Elad Ben-Israel: I think for some use cases we can easily migrate into Wing, but I think in those use cases, the differentiating value of this unified programming model is not necessarily going to be immediately visible. And I’ll explain. If you are in a containerized world, then you can easily take your containers and deploy them when using it, and you can actually do this today. As I said, we launched this container support. And so you can do new workload and put your image in Dockerfile, it’ll automatically build everything and there’s support in the simulator so you can actually test your applications. So migrating from any container platform should be easy because again, you’ve containerized your application, but I think you’ll see most of the value when you’re starting to add more resources around it.

Mitch Ashley: You can do all the other things.

Elad Ben-Israel: And in those cases, I think a lot of new projects, but new projects, not completely new, but basically new microservices. Let’s say you have a new microservice in your system and you want to try out Wing, it’ll technically supposed to integrate pretty nicely with your existing environment because again, you’re getting a Terraform that you can go and deploy into your account. And so if you’re building this new microservice and have a bunch of other microservices in your system or resources and data, then it should be easy to take Wing for a spin and try to use it for those use cases. And I hope you won’t be able to go back. Right? I feel like it’s an irresistible experience.
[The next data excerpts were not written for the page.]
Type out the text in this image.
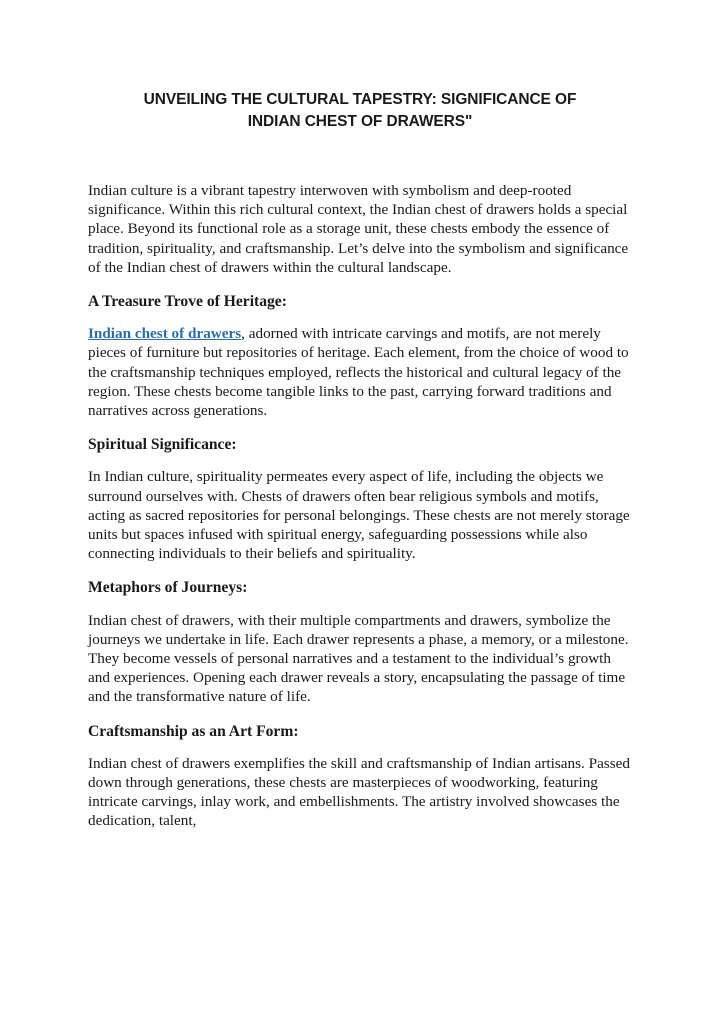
UNVEILING THE CULTURAL TAPESTRY: SIGNIFICANCE OF
INDIAN CHEST OF DRAWERS"

Indian culture is a vibrant tapestry interwoven with symbolism and deep-rooted significance. Within this rich cultural context, the Indian chest of drawers holds a special place. Beyond its functional role as a storage unit, these chests embody the essence of tradition, spirituality, and craftsmanship. Let’s delve into the symbolism and significance of the Indian chest of drawers within the cultural landscape.

A Treasure Trove of Heritage:

Indian chest of drawers, adorned with intricate carvings and motifs, are not merely pieces of furniture but repositories of heritage. Each element, from the choice of wood to the craftsmanship techniques employed, reflects the historical and cultural legacy of the region. These chests become tangible links to the past, carrying forward traditions and narratives across generations.

Spiritual Significance:

In Indian culture, spirituality permeates every aspect of life, including the objects we surround ourselves with. Chests of drawers often bear religious symbols and motifs, acting as sacred repositories for personal belongings. These chests are not merely storage units but spaces infused with spiritual energy, safeguarding possessions while also connecting individuals to their beliefs and spirituality.

Metaphors of Journeys:

Indian chest of drawers, with their multiple compartments and drawers, symbolize the journeys we undertake in life. Each drawer represents a phase, a memory, or a milestone. They become vessels of personal narratives and a testament to the individual’s growth and experiences. Opening each drawer reveals a story, encapsulating the passage of time and the transformative nature of life.

Craftsmanship as an Art Form:

Indian chest of drawers exemplifies the skill and craftsmanship of Indian artisans. Passed down through generations, these chests are masterpieces of woodworking, featuring intricate carvings, inlay work, and embellishments. The artistry involved showcases the dedication, talent,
Mitch Ashley: Well, and maybe even just the contributing the development that will also hook people in. So everybody go to winglang.io as well as GitHub and you can get ahold of the source. You can go try out the sandbox environment that you have. So Evan, is that your first name?

Elad Ben-Israel: Elad.

Mitch Ashley: Elad. Thank you. Elad Ben-Israel. It’s going to be a long way.

Elad Ben-Israel: You’re just getting started.
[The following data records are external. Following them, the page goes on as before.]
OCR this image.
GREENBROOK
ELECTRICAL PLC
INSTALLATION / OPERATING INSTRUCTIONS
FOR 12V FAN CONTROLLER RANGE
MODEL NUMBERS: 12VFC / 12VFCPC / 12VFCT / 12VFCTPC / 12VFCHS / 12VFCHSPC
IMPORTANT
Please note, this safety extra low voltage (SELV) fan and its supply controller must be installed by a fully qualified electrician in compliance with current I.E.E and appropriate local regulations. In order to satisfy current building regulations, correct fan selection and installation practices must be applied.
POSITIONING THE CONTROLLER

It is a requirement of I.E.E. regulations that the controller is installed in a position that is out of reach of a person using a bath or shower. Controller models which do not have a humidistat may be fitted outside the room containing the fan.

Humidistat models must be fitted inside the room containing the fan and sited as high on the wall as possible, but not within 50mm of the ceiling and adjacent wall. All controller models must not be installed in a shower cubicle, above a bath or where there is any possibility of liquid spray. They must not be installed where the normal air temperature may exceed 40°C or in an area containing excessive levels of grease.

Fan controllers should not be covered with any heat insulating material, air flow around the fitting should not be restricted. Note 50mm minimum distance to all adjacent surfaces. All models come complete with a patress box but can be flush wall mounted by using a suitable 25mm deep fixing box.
Mitch Ashley: Yeah, just getting started.

Elad Ben-Israel: Want some coffee maybe?

Mitch Ashley: I think I’ve had too much already. Wish you the best of luck. It’s so much fun to be at this stage and engaging with people and getting feedback of hope you go the right direction. So I wish you great success. Come back and tell us how it’s going.

Elad Ben-Israel: Will do. Thanks for having me.

Mitch Ashley: You bet. Be sure and check it out. This is the fun kind of projects to get involved in and it’s early enough you can have whatever role you want to have. So it’s great about open source and new technology. So check out Wing. We’ll be back in just a minute with our next interview.